Poster Session 2
Celine Huynh, BS
Medical Student
Oregon Health and Science University
Portland, Oregon, United States
Sarah K. Dzubay, BS (she/her/hers)
MD-MPH student
Oregon Health & Science University
Portland, Oregon, United States
Megha Arora, BS
MD-MPH Student
Oregon Health & Science University
Portland, OR, United States
Jacqueline M. Powell, MD (she/her/hers)
University of Wisconsin School of Medicine and Public Health
Madison, WI, United States
Aaron B. Caughey, MD, PhD
Professor and Chair
Oregon Health & Science University
Portland, Oregon, United States
To examine outcomes and the cost-effectiveness of immediate delivery at 34 weeks’ gestation versus expectant management to 35, 36, and 37 weeks in the setting of preterm premature rupture of membranes (PPROM).
Study Design:
A decision-analytic model was built using TreeAge software to compare outcomes of immediate delivery versus expectant management to 35, 36, and 37 weeks in a theoretical cohort of 35,913 pregnant people with PPROM at 34 weeks. Clinical outcomes included stillbirth, neonatal death, neurodevelopmental disorder, maternal mortality, healthy neonate, maternal sepsis leading to ICU admission, neonatal sepsis, NICU admission, costs and quality adjusted life years (QALYs). Probabilities, costs, and utilities were derived from literature.
Results:
In our cohort, expectant management resulted in fewer neonatal deaths, neurodevelopmental disorders, and NICU admissions, in addition to increasing the number of healthy neonates delivered across all expectant management weeks (Table 1). Conversely, expectant management was found to increase the number of cases of stillbirth, maternal mortality, maternal sepsis, and neonatal sepsis. Each increasing week of expectant management yielded additional QALYs but was associated with increased costs. In this comparison, the optimal outcome and most cost-effective was expectant management to 37 weeks. One-way sensitivity analysis for the cost of antepartum care revealed that when the cost of antepartum admission exceeded $54,267 then management up to 36 weeks became cost-effective as compared to waiting until 37 weeks.
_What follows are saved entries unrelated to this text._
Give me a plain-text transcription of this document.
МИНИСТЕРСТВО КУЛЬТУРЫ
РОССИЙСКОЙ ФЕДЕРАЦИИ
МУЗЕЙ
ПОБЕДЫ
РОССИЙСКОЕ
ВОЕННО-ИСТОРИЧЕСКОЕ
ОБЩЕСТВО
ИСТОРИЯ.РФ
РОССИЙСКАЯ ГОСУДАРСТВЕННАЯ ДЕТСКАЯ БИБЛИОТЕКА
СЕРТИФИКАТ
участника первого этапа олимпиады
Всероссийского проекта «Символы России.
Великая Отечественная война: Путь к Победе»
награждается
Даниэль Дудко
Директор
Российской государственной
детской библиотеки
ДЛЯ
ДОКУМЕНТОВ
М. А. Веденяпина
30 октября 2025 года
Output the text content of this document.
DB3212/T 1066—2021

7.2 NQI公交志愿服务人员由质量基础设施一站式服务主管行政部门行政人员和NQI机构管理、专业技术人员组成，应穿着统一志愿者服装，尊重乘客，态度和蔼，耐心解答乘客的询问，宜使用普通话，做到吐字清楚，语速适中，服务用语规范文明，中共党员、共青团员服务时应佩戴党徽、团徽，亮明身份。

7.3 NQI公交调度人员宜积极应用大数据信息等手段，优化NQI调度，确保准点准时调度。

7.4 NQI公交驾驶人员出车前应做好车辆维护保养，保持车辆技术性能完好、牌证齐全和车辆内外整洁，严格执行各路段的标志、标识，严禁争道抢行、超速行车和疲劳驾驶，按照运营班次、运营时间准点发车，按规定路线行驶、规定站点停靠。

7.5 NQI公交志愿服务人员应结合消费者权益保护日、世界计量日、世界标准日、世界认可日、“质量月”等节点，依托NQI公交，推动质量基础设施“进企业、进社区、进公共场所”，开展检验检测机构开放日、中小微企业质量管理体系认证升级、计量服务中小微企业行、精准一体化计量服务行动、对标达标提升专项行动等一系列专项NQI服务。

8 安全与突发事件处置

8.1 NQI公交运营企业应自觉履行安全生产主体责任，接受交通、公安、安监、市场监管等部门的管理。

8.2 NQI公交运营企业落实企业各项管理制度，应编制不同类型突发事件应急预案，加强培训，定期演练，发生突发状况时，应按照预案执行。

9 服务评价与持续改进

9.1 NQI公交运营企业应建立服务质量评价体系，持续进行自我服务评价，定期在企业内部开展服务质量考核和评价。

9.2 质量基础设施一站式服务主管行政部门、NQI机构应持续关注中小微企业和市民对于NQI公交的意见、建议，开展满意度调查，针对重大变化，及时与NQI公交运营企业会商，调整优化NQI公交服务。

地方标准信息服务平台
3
One-way sensitivity analysis for the cost of NICU stay demonstrated that at 16 times the NICU cost, expectant management to 36 weeks becomes dominated by 37 weeks.
Conclusion:
Management of PPROM at 34-36 weeks’ gestation remains controversial, with guidelines incorporating both immediate delivery and expectant management. The current model suggests that ongoing expectant management to 37 weeks may improve outcomes and be a cost-effective strategy.